Vitz memerlukan beberapa bab untuk memaparkan penyelidikan dan kritik Kristen terhadap teori-teori diri humanistik. Dia memuji metode pendidikan kita dalam mentransformasi budaya kita menjadi gaya hidup egoisme murni. Ia mencatat bahwa gerakan New Age mempunyai beberapa pendiri, namun teori Abraham Maslow adalah yang paling berpengaruh. Vitz mengemukakan kritik Kristennya dalam kerangka sejarah dan dampaknya terhadap evolusi budaya kita. Sayangnya ia kurang memberikan kesadaran akan referensi alkitabiah mengenai situasi yang dialaminya, namun menunjukkan bagaimana ajaran sesat egoisme berdampak pada pengajaran mengenai depresi, penyembahan berhala, dan perjuangan. Dia menutup karyanya dengan pengamatan, “belum pernah ada begitu banyak orang yang begitu memperhatikan diri sendiri, begitu memperhatikan diri sebagai sesuatu yang ingin diungkapkan…., diri telah menjadi objek bagi dirinya sendiri.” (Saya pikir hal ini dapat menjadikan keadaan bahwa harga diri telah menjadi indikator barometrik baru terhadap pertanyaan siapa pun, “Bagaimana kinerja Anda sekarang?”)

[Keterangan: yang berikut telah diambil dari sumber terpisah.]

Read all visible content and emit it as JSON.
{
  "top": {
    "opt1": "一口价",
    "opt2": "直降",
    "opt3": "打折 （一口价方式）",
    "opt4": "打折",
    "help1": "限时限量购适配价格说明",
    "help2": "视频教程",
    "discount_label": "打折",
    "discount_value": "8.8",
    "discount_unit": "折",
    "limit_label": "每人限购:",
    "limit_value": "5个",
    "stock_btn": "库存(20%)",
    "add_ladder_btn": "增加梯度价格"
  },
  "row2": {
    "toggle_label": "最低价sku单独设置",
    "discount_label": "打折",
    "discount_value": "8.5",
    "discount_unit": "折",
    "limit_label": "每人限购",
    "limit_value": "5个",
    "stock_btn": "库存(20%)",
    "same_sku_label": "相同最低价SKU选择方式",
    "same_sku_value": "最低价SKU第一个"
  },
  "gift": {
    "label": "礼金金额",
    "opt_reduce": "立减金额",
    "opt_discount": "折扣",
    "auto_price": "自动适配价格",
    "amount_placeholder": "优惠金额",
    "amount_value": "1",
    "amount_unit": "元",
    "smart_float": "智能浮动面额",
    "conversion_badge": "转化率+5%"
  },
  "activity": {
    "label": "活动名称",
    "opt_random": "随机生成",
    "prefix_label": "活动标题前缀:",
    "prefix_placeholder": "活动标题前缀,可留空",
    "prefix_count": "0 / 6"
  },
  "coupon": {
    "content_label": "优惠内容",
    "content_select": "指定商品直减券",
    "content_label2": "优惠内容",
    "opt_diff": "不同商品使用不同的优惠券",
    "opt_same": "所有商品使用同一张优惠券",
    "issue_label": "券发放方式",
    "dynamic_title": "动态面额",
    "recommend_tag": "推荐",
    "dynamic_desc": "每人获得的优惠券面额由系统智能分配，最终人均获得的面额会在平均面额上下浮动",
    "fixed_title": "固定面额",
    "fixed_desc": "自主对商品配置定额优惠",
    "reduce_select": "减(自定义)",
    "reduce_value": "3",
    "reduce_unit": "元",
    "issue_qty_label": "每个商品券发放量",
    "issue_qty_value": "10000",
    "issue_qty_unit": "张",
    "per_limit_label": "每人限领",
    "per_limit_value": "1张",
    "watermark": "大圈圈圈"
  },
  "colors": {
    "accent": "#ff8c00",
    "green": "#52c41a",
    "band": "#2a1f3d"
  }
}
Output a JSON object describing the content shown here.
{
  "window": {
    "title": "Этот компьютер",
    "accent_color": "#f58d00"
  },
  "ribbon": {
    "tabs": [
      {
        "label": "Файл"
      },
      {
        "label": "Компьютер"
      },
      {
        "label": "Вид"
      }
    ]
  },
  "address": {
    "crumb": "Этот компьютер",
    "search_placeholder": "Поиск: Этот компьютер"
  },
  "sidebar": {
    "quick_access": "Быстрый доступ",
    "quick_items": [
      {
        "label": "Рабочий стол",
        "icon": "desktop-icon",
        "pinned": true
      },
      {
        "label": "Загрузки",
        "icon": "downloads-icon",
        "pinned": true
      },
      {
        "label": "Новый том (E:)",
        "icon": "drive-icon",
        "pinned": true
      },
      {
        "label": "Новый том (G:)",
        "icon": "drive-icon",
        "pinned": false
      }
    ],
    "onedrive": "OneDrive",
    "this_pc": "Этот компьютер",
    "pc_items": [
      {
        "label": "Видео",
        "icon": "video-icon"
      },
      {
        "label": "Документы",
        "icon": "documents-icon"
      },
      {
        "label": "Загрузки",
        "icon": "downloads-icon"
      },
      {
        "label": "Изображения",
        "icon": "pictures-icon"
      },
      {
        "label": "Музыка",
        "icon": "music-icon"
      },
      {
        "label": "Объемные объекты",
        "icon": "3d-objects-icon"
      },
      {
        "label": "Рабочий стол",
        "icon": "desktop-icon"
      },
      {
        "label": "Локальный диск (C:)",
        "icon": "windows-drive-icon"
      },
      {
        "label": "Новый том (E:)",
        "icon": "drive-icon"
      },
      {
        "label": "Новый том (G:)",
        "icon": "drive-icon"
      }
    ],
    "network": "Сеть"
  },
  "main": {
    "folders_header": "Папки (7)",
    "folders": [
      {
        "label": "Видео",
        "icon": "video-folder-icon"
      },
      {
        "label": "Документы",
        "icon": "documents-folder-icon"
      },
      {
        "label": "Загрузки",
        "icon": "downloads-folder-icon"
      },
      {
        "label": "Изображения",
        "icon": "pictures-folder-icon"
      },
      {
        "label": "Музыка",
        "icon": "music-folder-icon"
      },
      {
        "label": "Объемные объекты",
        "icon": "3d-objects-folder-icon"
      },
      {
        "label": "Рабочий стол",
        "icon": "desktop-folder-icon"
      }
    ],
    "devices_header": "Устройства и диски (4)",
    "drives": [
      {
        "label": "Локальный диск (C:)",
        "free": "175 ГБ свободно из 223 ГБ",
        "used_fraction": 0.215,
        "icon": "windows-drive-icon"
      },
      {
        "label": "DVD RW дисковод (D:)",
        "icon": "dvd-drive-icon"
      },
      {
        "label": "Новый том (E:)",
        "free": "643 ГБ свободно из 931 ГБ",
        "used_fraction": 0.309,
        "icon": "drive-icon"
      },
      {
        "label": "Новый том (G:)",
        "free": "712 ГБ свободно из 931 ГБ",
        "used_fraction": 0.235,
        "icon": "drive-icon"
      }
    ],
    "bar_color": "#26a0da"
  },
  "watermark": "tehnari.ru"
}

Secara keseluruhan, pemandu Vitz menggunakan teknik otak dalam upayanya menunjukkan bahwa pemujaan diri hanyalah sebuah agama. Para konselor yang alkitabiah yang mencari bahan-bahan untuk membantu konseli mereka terbebas dari pandangan egois dalam kehidupan sehari-hari akan kecewa. Kemudian lagi, Vitz tidak menulis bukunya untuk tujuan itu. Lebih lanjut, ia memberikan banyak data dan argumen menyegarkan dari mereka yang mengatakan, “Anda tidak bisa melatih iman di perguruan tinggi negeri.” Hal ini menyisakan sebuah ironi bagi pembaca: sebenarnya yang menjadi perhatian bukanlah apakah kita benar-benar harus atau tidak harus mengajarkan agama di fasilitas pendidikan umum, melainkan, keyakinan apa yang akan kita ajarkan pada egoisme atau agama Kristen?